1.2       Ästhetisches Gestalten

These 2: Beim ästhetischen Gestalten entwickelt sich eine permanente Wechselwirkung zwischen dem gestaltenden Kind und dem entstehenden Produkt. Die motorisch-emotionalen Impulse, die vom Gestalter in das Produkt einfließen, kehren in Form eines Wirkungseffektes zu ihm zurück. Inneres Erleben wird so in einem »Außen« erlebbar.
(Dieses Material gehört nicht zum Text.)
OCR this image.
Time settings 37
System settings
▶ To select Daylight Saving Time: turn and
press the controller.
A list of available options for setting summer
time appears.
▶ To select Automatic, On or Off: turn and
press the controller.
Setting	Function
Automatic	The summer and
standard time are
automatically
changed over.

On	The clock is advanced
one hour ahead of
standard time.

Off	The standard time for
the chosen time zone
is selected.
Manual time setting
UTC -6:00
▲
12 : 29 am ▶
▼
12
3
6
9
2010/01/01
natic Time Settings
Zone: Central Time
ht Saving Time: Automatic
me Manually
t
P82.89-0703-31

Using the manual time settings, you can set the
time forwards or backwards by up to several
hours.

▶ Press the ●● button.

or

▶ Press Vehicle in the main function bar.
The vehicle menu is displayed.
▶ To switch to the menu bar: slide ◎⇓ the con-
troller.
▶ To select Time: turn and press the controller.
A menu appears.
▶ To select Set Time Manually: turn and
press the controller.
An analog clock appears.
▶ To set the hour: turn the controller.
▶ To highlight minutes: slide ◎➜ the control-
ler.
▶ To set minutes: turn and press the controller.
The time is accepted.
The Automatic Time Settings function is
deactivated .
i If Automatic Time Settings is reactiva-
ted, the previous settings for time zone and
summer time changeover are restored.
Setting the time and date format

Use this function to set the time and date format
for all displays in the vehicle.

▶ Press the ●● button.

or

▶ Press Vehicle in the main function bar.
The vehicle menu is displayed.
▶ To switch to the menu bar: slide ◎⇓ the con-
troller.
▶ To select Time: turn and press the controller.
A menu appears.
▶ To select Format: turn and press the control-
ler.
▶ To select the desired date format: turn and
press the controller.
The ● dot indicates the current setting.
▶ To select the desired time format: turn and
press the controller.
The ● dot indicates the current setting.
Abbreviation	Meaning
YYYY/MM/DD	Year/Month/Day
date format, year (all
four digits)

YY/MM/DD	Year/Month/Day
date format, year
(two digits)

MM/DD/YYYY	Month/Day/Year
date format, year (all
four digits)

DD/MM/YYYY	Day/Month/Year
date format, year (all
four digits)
Hierbei geht es um eine Form der Selbstbewegung, die zwar durch ein Außen angeregt und gefördert werden kann, aber als eine innere Bewegung, also als autonomer Aneignungsprozess (in der Wechselwirkung) zwischen Innen und Außen verläuft. Es geht um die Einwirkung von Außen und der Rückwirkung von Innen. Mit dem Produkt der Symbolisierung (Sprache, Spiel, Zeichnung usw.) stehen Meinungen, Gedanken, Erinnerungen oder Gefühle als symbolischer Ausdruck in der Welt und ermöglichen auch ein aktives Verhalten oder eine Position ihm gegenüber. Die Möglichkeit, sich gegenüber dem eigenen symbolischen Ausdruck wie zu einem anderen zu verhalten, hat der Philosoph Helmuth Plessner (1981: 297) als »exzentrische Positionalität« bezeichnet. Dieser Ausdruck beschreibt die menschliche Fähigkeit, zu sich selbst in Distanz treten zu können.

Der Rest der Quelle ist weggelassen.